CLAS Standards
Non-English speaking patients present a challenge for those working in the healthcare industry due to the difficulty in accurately assisting and assessing the patient's needs. Because of this, it is required that interpreters be provided for patients who are non-English speakers.
Medical Language Interpretation Tools
There are six commonly used medical interpretation tools that hospitals can select from when serving patients. The first tool is a trained professional medical translator. This resource is optimal for larger hospitals that are serving a large amount of a certain group of people. For instance, an area with a large number of French speaking patients should have a French medical translator on staff. The second option is using a phone medical translator. When using a phone translator, the doctor, patient, and translator are all on the phone at the same time and work together to discuss the circumstances. The third option for areas that serve a wide array of international patients from differing backgrounds is using the AT&T translation line. This line provides translators for every background and is a much less expensive option when used occasionally.
The other three options are not considered ideal and can actually result in less than desired and even dangerous outcomes. The first option is using bilingual staff. While this option may seem less expensive to the hospital, there is a danger of the bilingual staff translating incorrectly due to compromised interests. The next unacceptable option is allowing a community volunteer to translate. In smaller communities this can be highly detrimental as the patient may not be willing to share information with someone they know from the community.
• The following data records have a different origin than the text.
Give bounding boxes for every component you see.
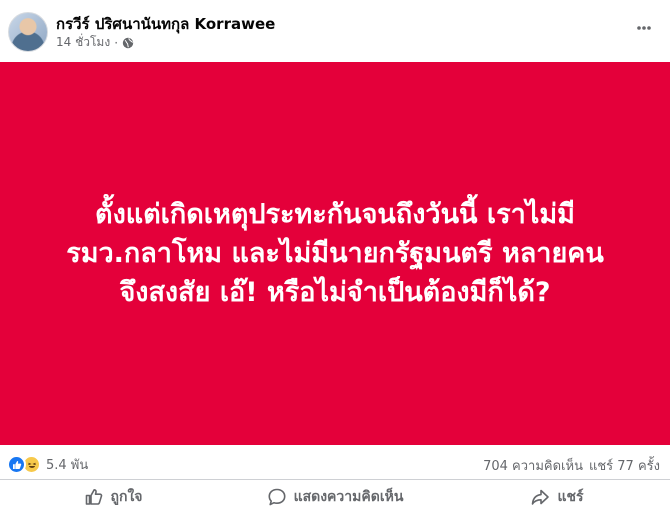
share-button[interactable]: แชร์ (452, 482, 662, 508)
comment-icon (267, 487, 287, 507)
comment-count[interactable]: 704 ความคิดเห็น (483, 455, 583, 476)
post-text-banner[interactable]: ตั้งแต่เกิดเหตุประทะกันจนถึงวันนี้ เราไม… (0, 62, 670, 445)
globe-icon[interactable] (122, 37, 134, 49)
share-count[interactable]: แชร์ 77 ครั้ง (589, 455, 660, 476)
post-actions: ถูกใจ แสดงความคิดเห็น แชร์ (0, 482, 670, 508)
like-button[interactable]: ถูกใจ (8, 482, 218, 508)
like-reaction-icon (7, 455, 26, 474)
post-header: กรวีร์ ปริศนานันทกุล Korrawee 14 ชั่วโมง… (0, 0, 670, 62)
post-time[interactable]: 14 ชั่วโมง (56, 33, 110, 52)
more-options-button[interactable] (626, 12, 662, 48)
comment-button[interactable]: แสดงความคิดเห็น (230, 482, 440, 508)
thumbs-up-icon (84, 487, 104, 507)
reaction-count: 5.4 พัน (46, 458, 89, 473)
comment-label: แสดงความคิดเห็น (293, 488, 404, 504)
post-card: กรวีร์ ปริศนานันทกุล Korrawee 14 ชั่วโมง… (0, 0, 670, 508)
share-icon (530, 487, 550, 507)
post-line-2: รมว.กลาโหม และไม่มีนายกรัฐมนตรี หลายคน (66, 238, 604, 269)
post-line-3: จึงสงสัย เอ๊! หรือไม่จำเป็นต้องมีก็ได้? (119, 277, 551, 308)
more-dots-icon (635, 19, 653, 41)
post-meta: 14 ชั่วโมง · (56, 33, 134, 52)
post-line-1: ตั้งแต่เกิดเหตุประทะกันจนถึงวันนี้ เราไม… (95, 199, 575, 230)
share-label: แชร์ (557, 488, 584, 504)
like-label: ถูกใจ (110, 488, 143, 504)
reactions-summary[interactable]: 5.4 พัน (7, 454, 88, 475)
avatar[interactable] (8, 12, 48, 52)
post-body-text: ตั้งแต่เกิดเหตุประทะกันจนถึงวันนี้ เราไม… (30, 195, 640, 312)
engagement-counts: 704 ความคิดเห็น แชร์ 77 ครั้ง (483, 455, 660, 476)
meta-separator: · (114, 35, 119, 50)
post-stats: 5.4 พัน 704 ความคิดเห็น แชร์ 77 ครั้ง (0, 450, 670, 480)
Finally, family members are often used to translate. This option is by far the least optimal as both patient and concerned family member may alter the translation and information given to please the person translating.
Legal Responsibilities
Regardless of the cost, hospitals are required under the Civil Rights Act and CLAS to provide language assistance. Anything less by a federally funded hospital could be seen as discriminatory and result in loss of government funding. Further, U.S. Health and Human Services provides specific guidelines and standards as to the necessity of competent and appropriate language assistance.
CLAS Standards in the Case Story
In the case story, a hospital was being presented with a new group of English Language Learners that made care difficult. The CEO's first step was correct in evaluating how large the group was in comparison to the amount of people served by the hospital. The CEO did research into the community and determined that the patients were not simply a fluke. At that point, the decision was properly made to seek out competent language assistance. The CEO first sought a sub-standard technique of using community leaders who were at the time working through the process of becoming medical translators. In a normal circumstance a medical translator is ideal. However, because the group of patients was so tightly knit, the CEO realized that there is a high risk of patient reluctance because the people were also community volunteers. After realizing the problem, the CEO made the decision to use the translation phone line in order to ensure accurate translation and confidentiality with patients. The only mistake that the CEO then made was not fully communicating her concerns about confidentiality to the hospital staff, resulting in a separate campaign. Were her intentions given, the staff most likely would have simply cooperated.